Target validation approaches:

• Gene knockout studies: Confirm whether AIM31 is essential for fungal virulence using CRISPR-Cas9 or other gene editing technologies

• Complementation assays: Evaluate whether wild-type protein can restore function in mutants to confirm specificity

• Host range testing: Determine if similar phenotypes occur across different host plants to ensure broad-spectrum efficacy

High-throughput screening strategies:

• Develop biochemical assays measuring AIM31 activity (e.g., electron transfer function)

• Screen chemical libraries against recombinant protein

• Evaluate mitochondrial function inhibitors for selective activity against fungal vs. plant mitochondria

Evaluation of candidate inhibitors:

• In vitro assays: Test effects on fungal growth, development, and stress responses

• Ex vivo plant infection assays: Assess impact on disease progression

• Selectivity profiling: Ensure minimal effects on non-target organisms

• Resistance development assessment: Evaluate potential for resistance emergence

The research on mitochondrial complex inhibitors suggests that compounds affecting mitochondrial superoxide anion detoxification might be particularly effective, as VdNuo1 mutants showed significantly increased sensitivity to menadione (an mtROS inducer) .

What methodologies can be used to study the interaction between AIM31 and other mitochondrial proteins in Verticillium species?

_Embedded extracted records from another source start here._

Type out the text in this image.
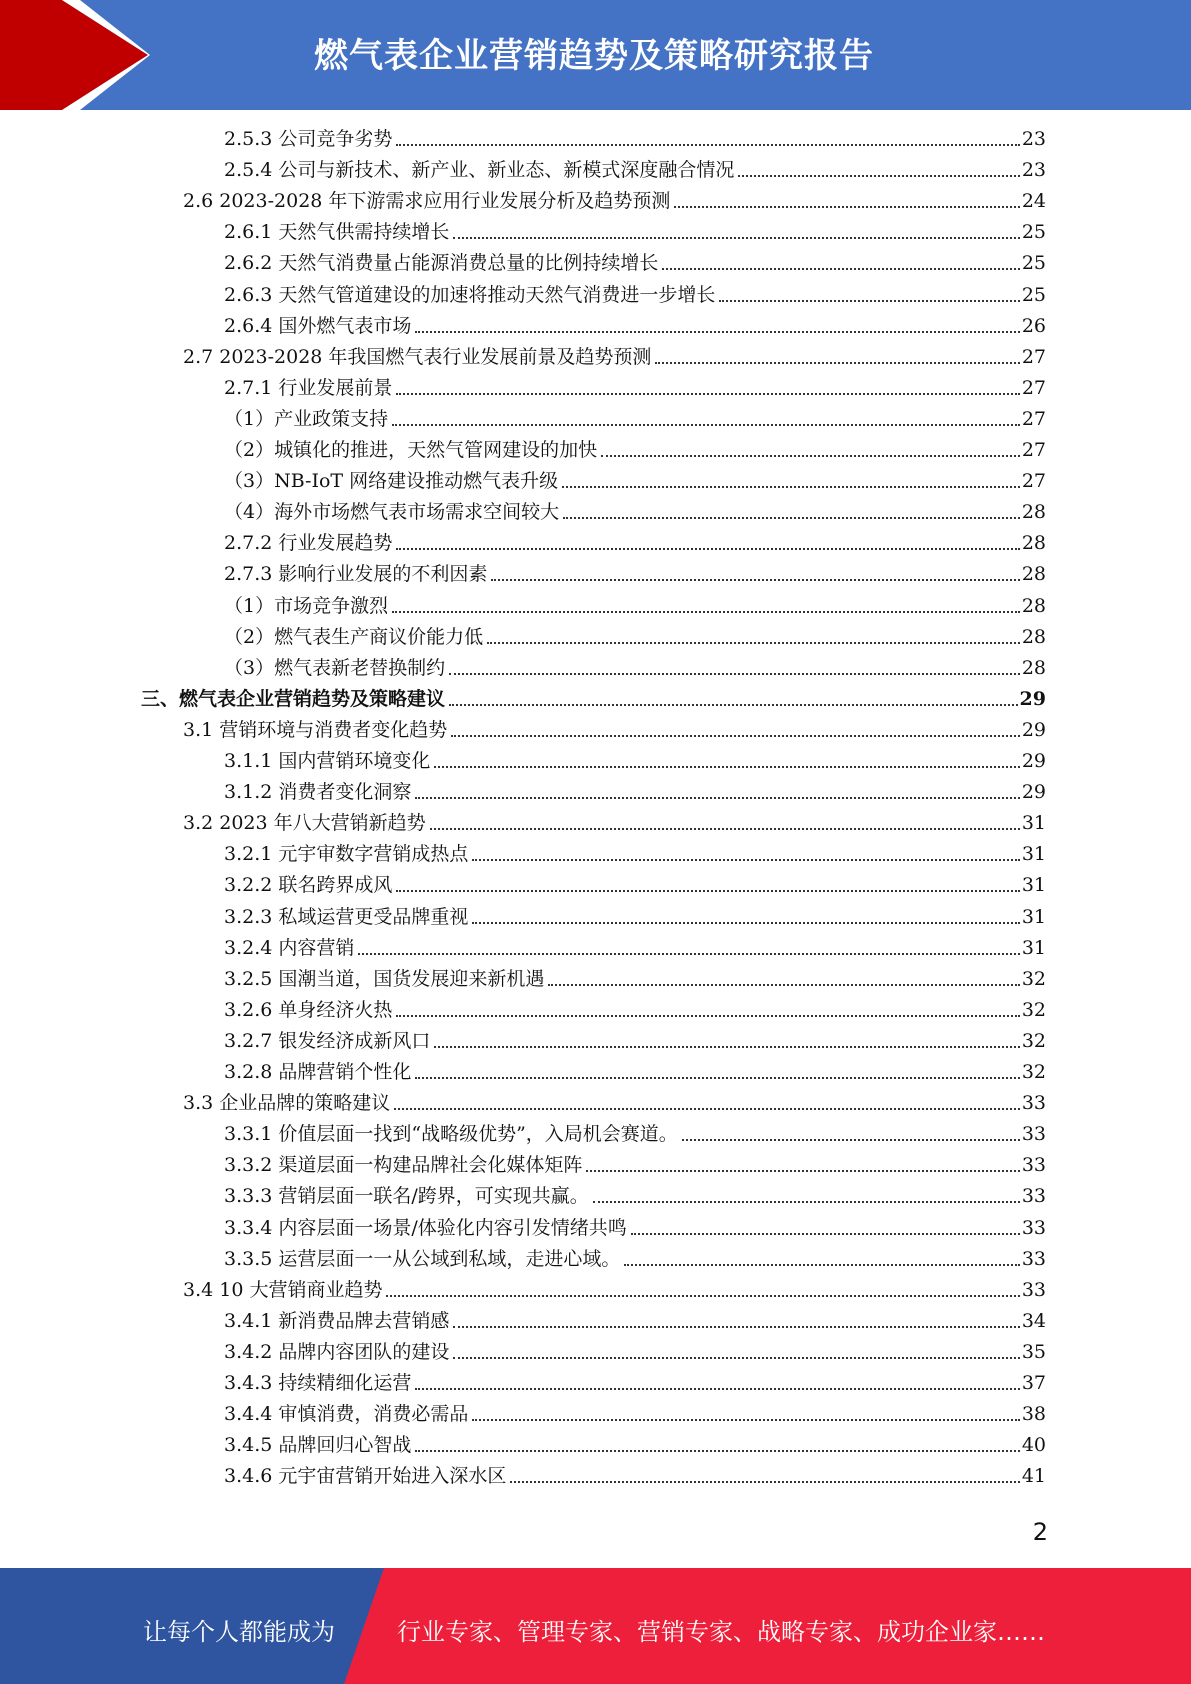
燃气表企业营销趋势及策略研究报告
2.5.3 公司竞争劣势	23
2.5.4 公司与新技术、新产业、新业态、新模式深度融合情况	23
2.6 2023-2028 年下游需求应用行业发展分析及趋势预测	24
2.6.1 天然气供需持续增长	25
2.6.2 天然气消费量占能源消费总量的比例持续增长	25
2.6.3 天然气管道建设的加速将推动天然气消费进一步增长	25
2.6.4 国外燃气表市场	26
2.7 2023-2028 年我国燃气表行业发展前景及趋势预测	27
2.7.1 行业发展前景	27
（1）产业政策支持	27
（2）城镇化的推进，天然气管网建设的加快	27
（3）NB-IoT 网络建设推动燃气表升级	27
（4）海外市场燃气表市场需求空间较大	28
2.7.2 行业发展趋势	28
2.7.3 影响行业发展的不利因素	28
（1）市场竞争激烈	28
（2）燃气表生产商议价能力低	28
（3）燃气表新老替换制约	28
三、燃气表企业营销趋势及策略建议	29
3.1 营销环境与消费者变化趋势	29
3.1.1 国内营销环境变化	29
3.1.2 消费者变化洞察	29
3.2 2023 年八大营销新趋势	31
3.2.1 元宇审数字营销成热点	31
3.2.2 联名跨界成风	31
3.2.3 私域运营更受品牌重视	31
3.2.4 内容营销	31
3.2.5 国潮当道，国货发展迎来新机遇	32
3.2.6 单身经济火热	32
3.2.7 银发经济成新风口	32
3.2.8 品牌营销个性化	32
3.3 企业品牌的策略建议	33
3.3.1 价值层面一找到“战略级优势”，入局机会赛道。	33
3.3.2 渠道层面一构建品牌社会化媒体矩阵	33
3.3.3 营销层面一联名/跨界，可实现共赢。	33
3.3.4 内容层面一场景/体验化内容引发情绪共鸣	33
3.3.5 运营层面一一从公域到私域，走进心域。	33
3.4 10 大营销商业趋势	33
3.4.1 新消费品牌去营销感	34
3.4.2 品牌内容团队的建设	35
3.4.3 持续精细化运营	37
3.4.4 审慎消费，消费必需品	38
3.4.5 品牌回归心智战	40
3.4.6 元宇宙营销开始进入深水区	41
2
让每个人都能成为	行业专家、管理专家、营销专家、战略专家、成功企业家……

Several complementary methodologies can be employed to study AIM31 protein interactions:

Protein-protein interaction studies:

• Co-immunoprecipitation (Co-IP): Using antibodies against tagged versions of AIM31 to pull down interacting proteins, followed by mass spectrometry identification

• Yeast two-hybrid screening: Using AIM31 as bait to identify interacting partners from a cDNA library

• Proximity-dependent biotin identification (BioID): Fusing AIM31 to a biotin ligase to biotinylate nearby proteins for subsequent identification

Structural biology approaches:

• X-ray crystallography or cryo-EM: To determine the three-dimensional structure of AIM31 complexes

• Cross-linking mass spectrometry: To identify points of contact between AIM31 and other proteins

• Hydrogen-deuterium exchange mass spectrometry (HDX-MS): To map interaction interfaces

Functional genomics approaches:

• Synthetic genetic arrays: Identifying genes that show synthetic lethality or suppression with AIM31 mutations

• CRISPR-Cas9 screening: For identifying functionally related genes

• Comparative transcriptomics: Between wild-type and AIM31 mutants to identify co-regulated genes

Biochemical complex analysis:

• Blue native PAGE: To isolate and identify intact mitochondrial complexes containing AIM31

• Density gradient ultracentrifugation: To separate and characterize complexes

• Reconstitution experiments: With purified components to test direct interactions

In vivo imaging:

• Bimolecular fluorescence complementation (BiFC): To visualize protein interactions in living cells

• Förster resonance energy transfer (FRET): To detect proximity between fluorescently tagged proteins

• Super-resolution microscopy: To visualize co-localization at the nanoscale

Research on the related protein VdNuo1 identified it as regulating mitochondrial morphogenesis and homeostasis, suggesting that AIM31 likely interacts with proteins involved in mitochondrial fusion/fission machinery, cristae formation, and respiratory chain complexes .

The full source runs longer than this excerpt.